Pinky felt almost renewed as she emerged from the chilled spa into the furnace outside. Something about the world felt more real to her now. It occurred to her that she had just joined forces with the millions of people all over the country who were wandering around without a job or a steady income to rely on. But it was impossible to dwell on the world’s problems when she was reminded of her own. Of her daughters who would need dowries, and a son whose eyes already burned with hatred for the world. Pinky’s legs suddenly gave way, forcing her to sit on a ledge on the sidewalk. A sprawling banyan tree dropped its roots around her, offering a little shade, but the dry, relentless heat scalded her face.
Feeling dizzy, she looked up at the burning sky until she saw right through it into another world, decades ago, when she ran about in the hills, calling out to the furry dogs and goats that ran with her. It was after school, and she was waiting outside the little cottage where she lived for her father to come home from work. The air smelled of pine trees and rain. The whole world had seemed like a garden then.
On the road in front of her, fancy cars went by at great speed. Her clients rode in cars like that, driven around Hrishipur by their chauffeurs. She wondered what Maneka would think if she drove by now and saw her sitting there. She wondered how long it would take her to learn that this city, with its shiny buildings and beautiful people, was all fake, just like the plants inside Diva. She sat there thinking Maneka might be better off with her kind, middle-aged, boring American boyfriend after all, even if he didn’t understand everything.
She wondered if her regular clients would miss her. Would they just slip off their clothes when they went for their facials, lie in a different bed in a different room, and begin to spill their secrets to someone new? Or would they wonder about her and hope she was being loyal to them? Would they be afraid that she might divulge their secrets?
From her conversations over the years, it seemed that everyone wanted to either get married or stay married. Even the unhappy ones. They would have affairs, chat with strangers online, hook up with their exes. But they would not leave their husbands. It occurred to Pinky now that perhaps they couldn’t leave even if they wanted to. They didn’t have the means to make it out there on their own. You could never count on Indian courts to enforce settlements and long-term alimony.
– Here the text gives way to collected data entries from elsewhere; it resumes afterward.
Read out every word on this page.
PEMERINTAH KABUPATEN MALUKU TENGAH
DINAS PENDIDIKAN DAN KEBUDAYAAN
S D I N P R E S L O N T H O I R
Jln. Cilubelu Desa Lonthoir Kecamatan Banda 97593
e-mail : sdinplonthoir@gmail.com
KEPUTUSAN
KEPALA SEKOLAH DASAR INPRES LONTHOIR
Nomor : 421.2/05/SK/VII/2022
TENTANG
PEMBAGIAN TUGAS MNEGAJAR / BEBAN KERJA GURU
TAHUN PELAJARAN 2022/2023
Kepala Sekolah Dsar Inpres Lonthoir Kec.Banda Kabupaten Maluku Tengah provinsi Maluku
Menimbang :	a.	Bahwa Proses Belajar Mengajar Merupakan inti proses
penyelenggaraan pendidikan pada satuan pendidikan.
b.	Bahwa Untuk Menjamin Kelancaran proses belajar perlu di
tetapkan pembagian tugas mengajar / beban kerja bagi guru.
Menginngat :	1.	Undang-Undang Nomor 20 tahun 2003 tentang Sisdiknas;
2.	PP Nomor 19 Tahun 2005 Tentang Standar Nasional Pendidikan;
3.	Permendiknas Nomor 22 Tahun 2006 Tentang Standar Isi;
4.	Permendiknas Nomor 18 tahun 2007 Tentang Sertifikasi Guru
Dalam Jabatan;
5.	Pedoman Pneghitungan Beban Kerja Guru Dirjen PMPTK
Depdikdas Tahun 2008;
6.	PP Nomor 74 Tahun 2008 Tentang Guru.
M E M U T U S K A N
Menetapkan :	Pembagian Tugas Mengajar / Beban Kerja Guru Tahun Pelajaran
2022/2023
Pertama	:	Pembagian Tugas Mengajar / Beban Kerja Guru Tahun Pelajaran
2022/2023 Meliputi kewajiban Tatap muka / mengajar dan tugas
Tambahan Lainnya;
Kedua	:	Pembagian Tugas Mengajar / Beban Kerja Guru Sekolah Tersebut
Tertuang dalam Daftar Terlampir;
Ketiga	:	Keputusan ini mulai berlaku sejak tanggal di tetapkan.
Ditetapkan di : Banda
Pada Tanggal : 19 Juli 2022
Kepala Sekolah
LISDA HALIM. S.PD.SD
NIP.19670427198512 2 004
The children would be dismayed. The elderly parents would be mortified. Even Maneka had mentioned that she sent money to her retired father in Kolkata. Perhaps she couldn’t return to her country even if she wanted to. In the end, they were all trapped in their lives.
Pinky laughed. The burning-hot Loo made her giddy. She thought of the flying insects she’d pictured in her beauty room over the years. She imagined opening her mouth really wide to let them all out. How wonderful it would be not to hold anything inside. To release your secrets into the air and move about with abandon, wearing and saying and doing whatever you liked. Perhaps they were not termites. If she breathed out all the women’s secrets she’d kept within, perhaps they would emerge as butterflies, not sordid after all, but beautiful creatures with iridescent wings. They would fly in different directions, covering the horizon with their many colors. They would set free all the women who had held them in for so long. This barren, harsh city would be transformed into the garden of her childhood, into a green place that swam with butterflies and smelled not of jasmine but mustard oil.